Fluorescence studies of tryptophan and human serum albumin (HSA) in AOT micelles

The fluorescence properties of tryptophan derivatives in dioctyl sodium sulfosuccinate (AOT)/iso-octane/buffer reverse micelles were studied using the intrinsic fluorescence of the indole group. The fluorescence decay is more complex for both N-acetyl- 1-tryptophan-amide (NATA) and Human Serum Albumin (HSA) in AOT reverse micelles than in aqueous solution. Time-resolved anisotropy and fluorescence quenching studies using carbon tetrachloride suggest one species of NATA lies on the internal micellar interface and another lies embedded in the interfacial region. The fluorescence decay of HSA in AOT reverse micelles has three unchanging exponential components over the (omega) 0 (the ratio of the concentration of water to AOT) range 9 to 51, indicating the environment of the tryptophan residue does not change in this range of waterpool size.

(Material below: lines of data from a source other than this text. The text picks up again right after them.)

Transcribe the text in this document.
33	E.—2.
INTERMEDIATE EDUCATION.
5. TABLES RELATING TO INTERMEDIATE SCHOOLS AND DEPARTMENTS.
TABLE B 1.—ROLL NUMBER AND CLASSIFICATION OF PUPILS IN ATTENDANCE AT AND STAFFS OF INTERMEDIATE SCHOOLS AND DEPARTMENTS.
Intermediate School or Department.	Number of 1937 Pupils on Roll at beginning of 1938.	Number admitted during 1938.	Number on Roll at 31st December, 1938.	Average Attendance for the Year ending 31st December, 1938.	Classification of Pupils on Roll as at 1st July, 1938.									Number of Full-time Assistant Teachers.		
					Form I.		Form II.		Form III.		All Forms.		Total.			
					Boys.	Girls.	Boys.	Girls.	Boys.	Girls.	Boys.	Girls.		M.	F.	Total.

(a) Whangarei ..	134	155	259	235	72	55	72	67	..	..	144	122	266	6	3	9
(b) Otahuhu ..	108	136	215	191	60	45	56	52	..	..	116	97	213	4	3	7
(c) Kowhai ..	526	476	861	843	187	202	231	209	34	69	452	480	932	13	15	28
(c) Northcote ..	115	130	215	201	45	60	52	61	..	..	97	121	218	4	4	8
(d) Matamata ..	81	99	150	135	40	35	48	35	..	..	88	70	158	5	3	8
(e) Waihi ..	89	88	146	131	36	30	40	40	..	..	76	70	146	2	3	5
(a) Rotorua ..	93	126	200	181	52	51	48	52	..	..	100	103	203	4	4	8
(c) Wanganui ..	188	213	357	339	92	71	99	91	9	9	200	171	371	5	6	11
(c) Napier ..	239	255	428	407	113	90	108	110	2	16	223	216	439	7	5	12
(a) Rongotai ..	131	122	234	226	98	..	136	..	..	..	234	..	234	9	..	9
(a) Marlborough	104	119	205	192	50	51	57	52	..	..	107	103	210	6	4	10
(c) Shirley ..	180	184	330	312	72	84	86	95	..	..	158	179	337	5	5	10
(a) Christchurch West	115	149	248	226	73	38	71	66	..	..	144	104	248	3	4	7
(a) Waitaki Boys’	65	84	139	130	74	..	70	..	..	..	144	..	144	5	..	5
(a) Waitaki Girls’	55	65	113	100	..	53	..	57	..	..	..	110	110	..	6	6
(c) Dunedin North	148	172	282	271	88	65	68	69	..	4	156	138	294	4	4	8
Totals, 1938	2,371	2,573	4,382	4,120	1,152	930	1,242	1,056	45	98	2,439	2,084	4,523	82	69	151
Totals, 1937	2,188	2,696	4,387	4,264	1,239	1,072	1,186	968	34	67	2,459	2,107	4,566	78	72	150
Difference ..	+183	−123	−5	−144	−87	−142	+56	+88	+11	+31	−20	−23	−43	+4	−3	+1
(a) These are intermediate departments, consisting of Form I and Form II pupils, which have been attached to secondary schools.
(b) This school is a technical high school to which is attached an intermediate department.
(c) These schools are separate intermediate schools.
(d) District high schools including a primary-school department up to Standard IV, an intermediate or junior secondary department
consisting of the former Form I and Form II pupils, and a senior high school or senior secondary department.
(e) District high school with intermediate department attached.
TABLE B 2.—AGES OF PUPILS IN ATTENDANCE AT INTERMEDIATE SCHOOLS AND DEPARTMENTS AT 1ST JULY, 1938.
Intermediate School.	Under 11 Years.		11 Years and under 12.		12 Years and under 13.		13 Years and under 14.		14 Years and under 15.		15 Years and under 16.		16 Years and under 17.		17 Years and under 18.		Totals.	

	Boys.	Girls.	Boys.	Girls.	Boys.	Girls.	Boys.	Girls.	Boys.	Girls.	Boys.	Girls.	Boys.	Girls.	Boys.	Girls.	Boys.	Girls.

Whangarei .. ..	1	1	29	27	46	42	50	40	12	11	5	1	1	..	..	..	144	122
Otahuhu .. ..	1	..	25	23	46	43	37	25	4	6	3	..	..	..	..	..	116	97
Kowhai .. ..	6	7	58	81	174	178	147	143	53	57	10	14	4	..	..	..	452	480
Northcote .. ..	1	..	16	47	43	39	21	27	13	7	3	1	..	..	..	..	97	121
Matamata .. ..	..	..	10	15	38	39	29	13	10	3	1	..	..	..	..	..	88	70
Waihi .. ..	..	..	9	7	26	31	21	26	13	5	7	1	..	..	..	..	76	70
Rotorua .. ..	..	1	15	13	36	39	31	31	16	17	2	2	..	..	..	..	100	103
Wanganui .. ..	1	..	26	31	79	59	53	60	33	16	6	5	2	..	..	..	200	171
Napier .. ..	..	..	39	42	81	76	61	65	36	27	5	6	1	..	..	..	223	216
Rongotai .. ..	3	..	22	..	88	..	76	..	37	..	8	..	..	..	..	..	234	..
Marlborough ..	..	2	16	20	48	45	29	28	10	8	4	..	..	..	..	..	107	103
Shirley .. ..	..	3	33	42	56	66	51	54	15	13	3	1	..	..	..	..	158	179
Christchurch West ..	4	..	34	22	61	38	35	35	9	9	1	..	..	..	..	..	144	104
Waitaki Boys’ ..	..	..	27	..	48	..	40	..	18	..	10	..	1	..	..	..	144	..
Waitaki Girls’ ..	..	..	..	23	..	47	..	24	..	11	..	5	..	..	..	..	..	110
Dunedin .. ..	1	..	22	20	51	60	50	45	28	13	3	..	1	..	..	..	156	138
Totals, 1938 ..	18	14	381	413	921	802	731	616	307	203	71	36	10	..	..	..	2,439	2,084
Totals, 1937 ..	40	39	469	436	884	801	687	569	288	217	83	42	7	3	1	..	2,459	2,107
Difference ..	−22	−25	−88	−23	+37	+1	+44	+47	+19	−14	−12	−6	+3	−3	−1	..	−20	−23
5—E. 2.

Fluorescence quenching experiments of HSA in reverse micelles using acrylamide and carbon tetrachloride show that, like NATA, HSA also lies in the interfacial region. There is a minimum in the static component of quenching by CCL4 of HSA in reverse micelles at (omega) - 0)$AP21. This may be due to conformational stability around this waterpool size, and providing this is not an HSA-specific effect, may correlate with the enhancement of enzyme activity often observed in reverse micelles at a particular waterpool size.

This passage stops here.